But you lostforgottensoul. You are, because you have the will power not to harm something else .. But harming yourself is something that very little people can have control over.. May I ask you a big question will you please tell me how do you feel now after letting your dream out on paper reading allllll these replys... Gathering a lot of knowledge about this..
(I don't know if I am going to say this right . How does your inner critic feels now at this moment?
 
Im not 'looking' for anything. I couldnt of cared less if anyone responed of not. I waa looking for a way to get it out of my head and not do it.
I absolutely understand this, and it's a big part of what many of us do on this site.

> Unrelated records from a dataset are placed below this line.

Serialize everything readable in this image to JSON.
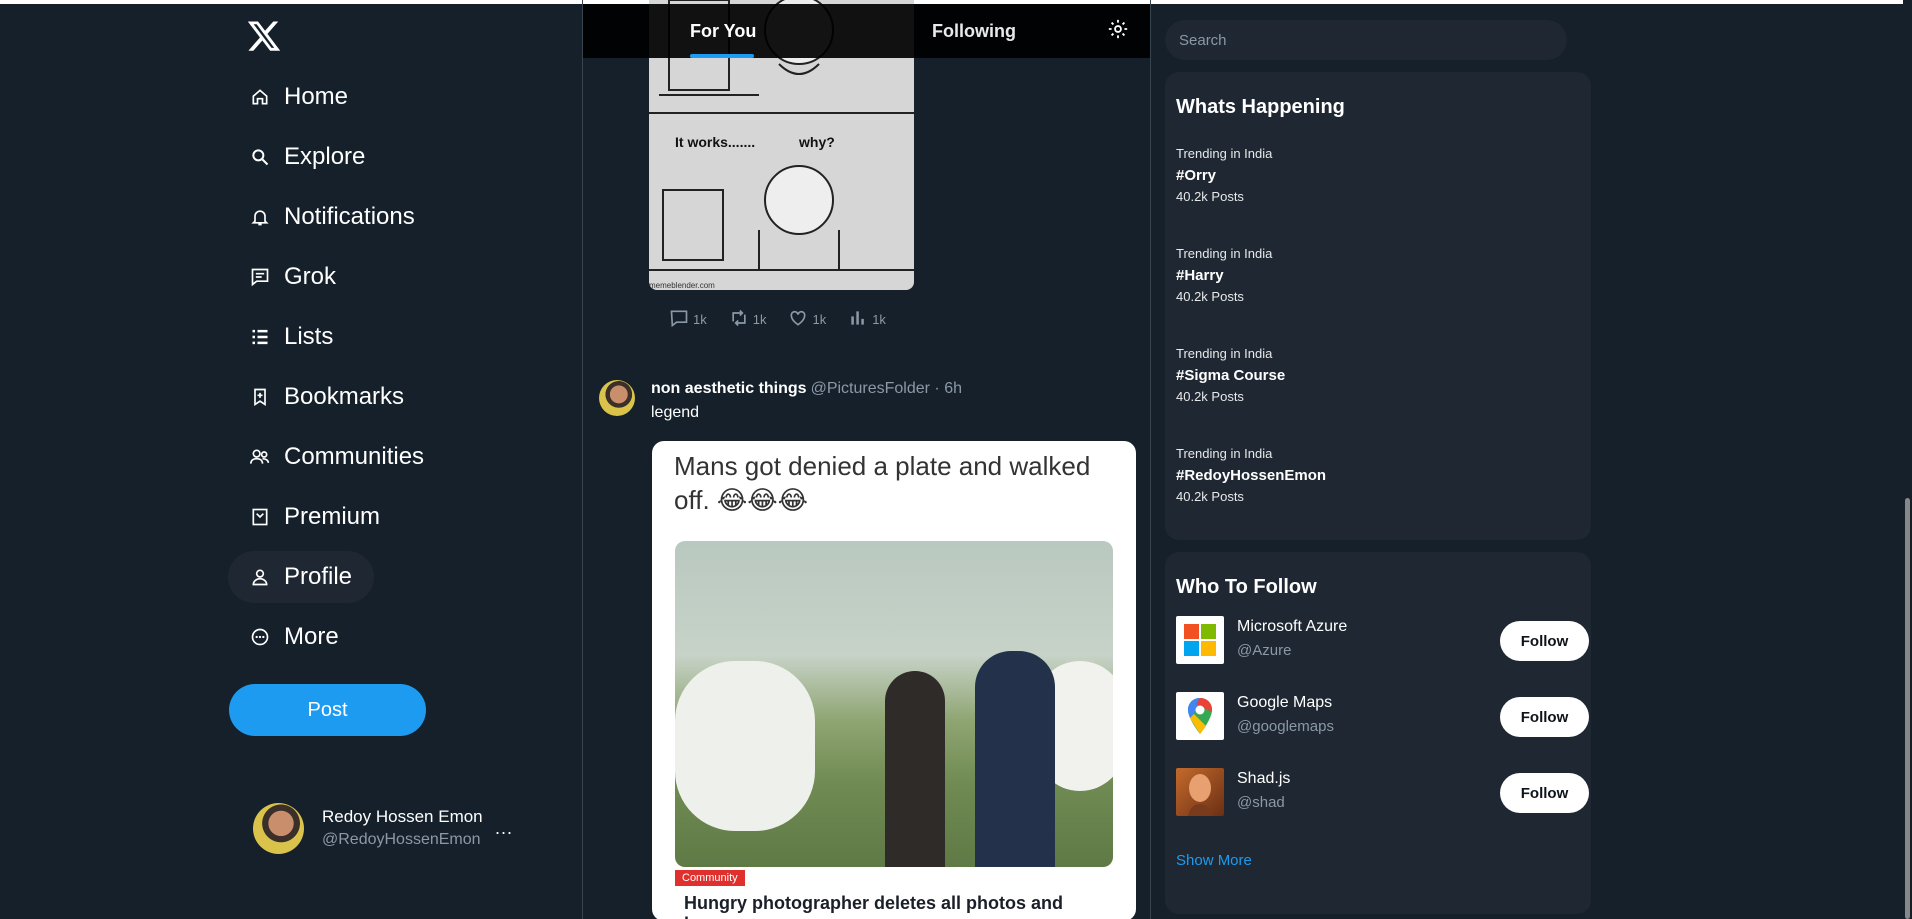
{
  "nav": {
    "logo_icon": "x-logo-icon",
    "items": [
      {
        "label": "Home",
        "icon": "home-icon"
      },
      {
        "label": "Explore",
        "icon": "search-icon"
      },
      {
        "label": "Notifications",
        "icon": "bell-icon"
      },
      {
        "label": "Grok",
        "icon": "grok-icon"
      },
      {
        "label": "Lists",
        "icon": "list-icon"
      },
      {
        "label": "Bookmarks",
        "icon": "bookmark-icon"
      },
      {
        "label": "Communities",
        "icon": "communities-icon"
      },
      {
        "label": "Premium",
        "icon": "premium-icon"
      },
      {
        "label": "Profile",
        "icon": "profile-icon",
        "active": true
      },
      {
        "label": "More",
        "icon": "more-circle-icon"
      }
    ],
    "post_label": "Post"
  },
  "account": {
    "name": "Redoy Hossen Emon",
    "handle": "@RedoyHossenEmon",
    "menu": "..."
  },
  "feed": {
    "tabs": {
      "for_you": "For You",
      "following": "Following"
    },
    "meme": {
      "caption_1": "It works.......",
      "caption_2": "why?",
      "credit": "memeblender.com"
    },
    "prev_actions": {
      "replies": "1k",
      "reposts": "1k",
      "likes": "1k",
      "views": "1k"
    },
    "tweet": {
      "name": "non aesthetic things",
      "meta": "@PicturesFolder · 6h",
      "text": "legend",
      "card_headline": "Mans got denied a plate and walked off. 😂😂😂",
      "badge": "Community",
      "news_title": "Hungry photographer deletes all photos and leaves"
    }
  },
  "sidebar": {
    "search_placeholder": "Search",
    "trends_title": "Whats Happening",
    "trends": [
      {
        "context": "Trending in India",
        "tag": "#Orry",
        "count": "40.2k Posts"
      },
      {
        "context": "Trending in India",
        "tag": "#Harry",
        "count": "40.2k Posts"
      },
      {
        "context": "Trending in India",
        "tag": "#Sigma Course",
        "count": "40.2k Posts"
      },
      {
        "context": "Trending in India",
        "tag": "#RedoyHossenEmon",
        "count": "40.2k Posts"
      }
    ],
    "follow_title": "Who To Follow",
    "follow": [
      {
        "name": "Microsoft Azure",
        "handle": "@Azure",
        "button": "Follow"
      },
      {
        "name": "Google Maps",
        "handle": "@googlemaps",
        "button": "Follow"
      },
      {
        "name": "Shad.js",
        "handle": "@shad",
        "button": "Follow"
      }
    ],
    "show_more": "Show More"
  },
  "colors": {
    "background": "#15202b",
    "accent": "#1d9bf0",
    "panel": "#1e2732"
  }
}
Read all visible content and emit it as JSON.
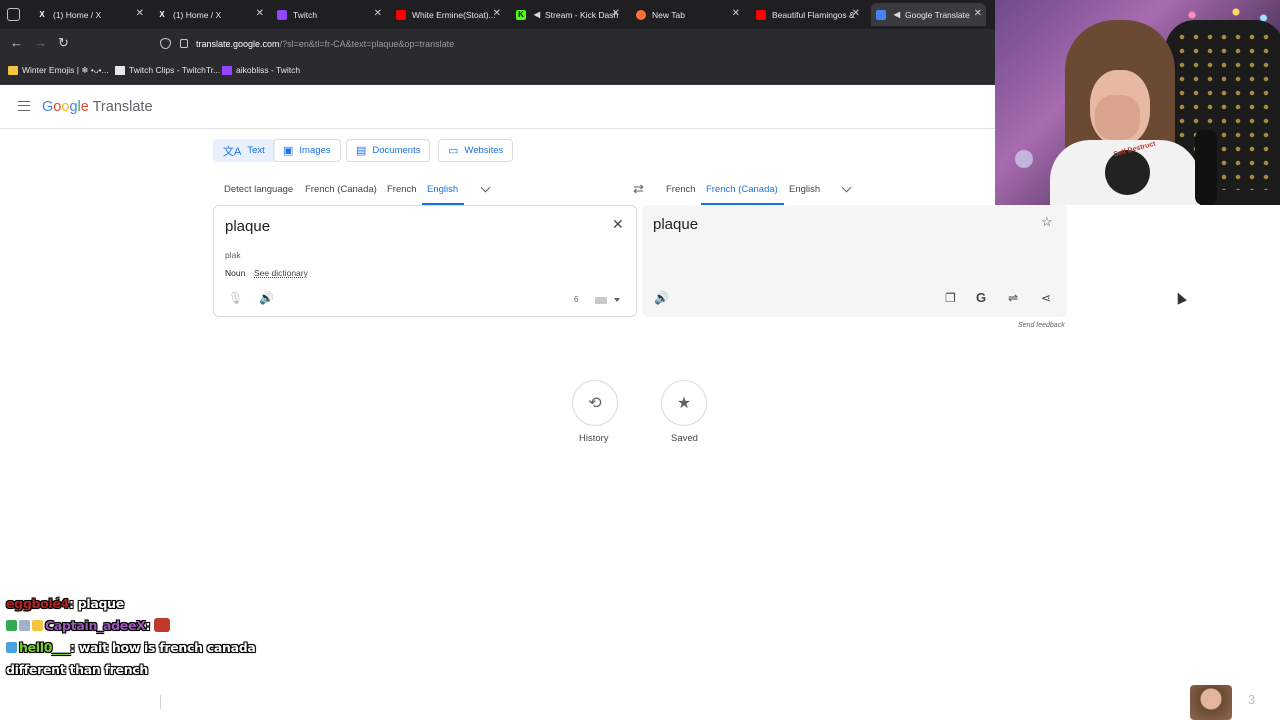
{
  "browser": {
    "tabs": [
      {
        "title": "(1) Home / X",
        "icon": "x-icon",
        "iconColor": "#ffffff"
      },
      {
        "title": "(1) Home / X",
        "icon": "x-icon",
        "iconColor": "#ffffff"
      },
      {
        "title": "Twitch",
        "icon": "twitch-icon",
        "iconColor": "#9146ff"
      },
      {
        "title": "White Ermine(Stoat)...",
        "icon": "youtube-icon",
        "iconColor": "#ff0000"
      },
      {
        "title": "Stream - Kick Dash",
        "icon": "kick-icon",
        "iconColor": "#53fc18"
      },
      {
        "title": "New Tab",
        "icon": "firefox-icon",
        "iconColor": "#ff7139"
      },
      {
        "title": "Beautiful Flamingos &",
        "icon": "youtube-icon",
        "iconColor": "#ff0000"
      },
      {
        "title": "Google Translate",
        "icon": "translate-icon",
        "iconColor": "#4285f4"
      }
    ],
    "tab_close": "✕",
    "url_host": "translate.google.com",
    "url_path": "/?sl=en&tl=fr-CA&text=plaque&op=translate",
    "bookmarks": [
      {
        "label": "Winter Emojis | ❄ •ᴗ•...",
        "color": "#f4c542"
      },
      {
        "label": "Twitch Clips - TwitchTr...",
        "color": "#e6e6e6"
      },
      {
        "label": "aikobliss - Twitch",
        "color": "#9146ff"
      }
    ]
  },
  "translate": {
    "brand": "Translate",
    "modes": [
      {
        "label": "Text",
        "icon": "translate-icon",
        "glyph": "文A"
      },
      {
        "label": "Images",
        "icon": "image-icon",
        "glyph": "▣"
      },
      {
        "label": "Documents",
        "icon": "document-icon",
        "glyph": "▤"
      },
      {
        "label": "Websites",
        "icon": "website-icon",
        "glyph": "▭"
      }
    ],
    "source_langs": [
      "Detect language",
      "French (Canada)",
      "French",
      "English"
    ],
    "target_langs": [
      "French",
      "French (Canada)",
      "English"
    ],
    "source_text": "plaque",
    "transliteration": "plak",
    "part_of_speech": "Noun",
    "see_dictionary": "See dictionary",
    "char_count": "6",
    "target_text": "plaque",
    "send_feedback": "Send feedback",
    "history_label": "History",
    "saved_label": "Saved"
  },
  "stream": {
    "shirt_text": "Self Destruct",
    "chat": [
      {
        "user": "eggbolé4",
        "sep": ":",
        "message": " plaque"
      },
      {
        "user": "Captain_adeeX",
        "sep": ":",
        "message": ""
      },
      {
        "user": "hell0___",
        "sep": ":",
        "message": " wait how is french canada"
      },
      {
        "user": "",
        "sep": "",
        "message": "different than french"
      }
    ],
    "viewer_count": "3"
  }
}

If you are looking for no replies to certain posts, there are two things that will help you get what you want:

Use your trauma diary and include that you don't want responses to that entry
Clarify in your threads whether you would like an answer or not.

Because you've posted quite often about wanting replies and wanting to be challenged, or supported, but that you don't get what you need when no one responds - I understand why people would be responding to you.

The forum sections are for dialogue - that's what a forum is. The diary sections are for journalling of any kind - and then, you can also ask for responses or you can be clear that you'd not like any, and you can even change those rules from post to post.

This post is here now, and you've also said that you'd like to hear more replies, so there's no reason to move it or to stop this conversation that I can see.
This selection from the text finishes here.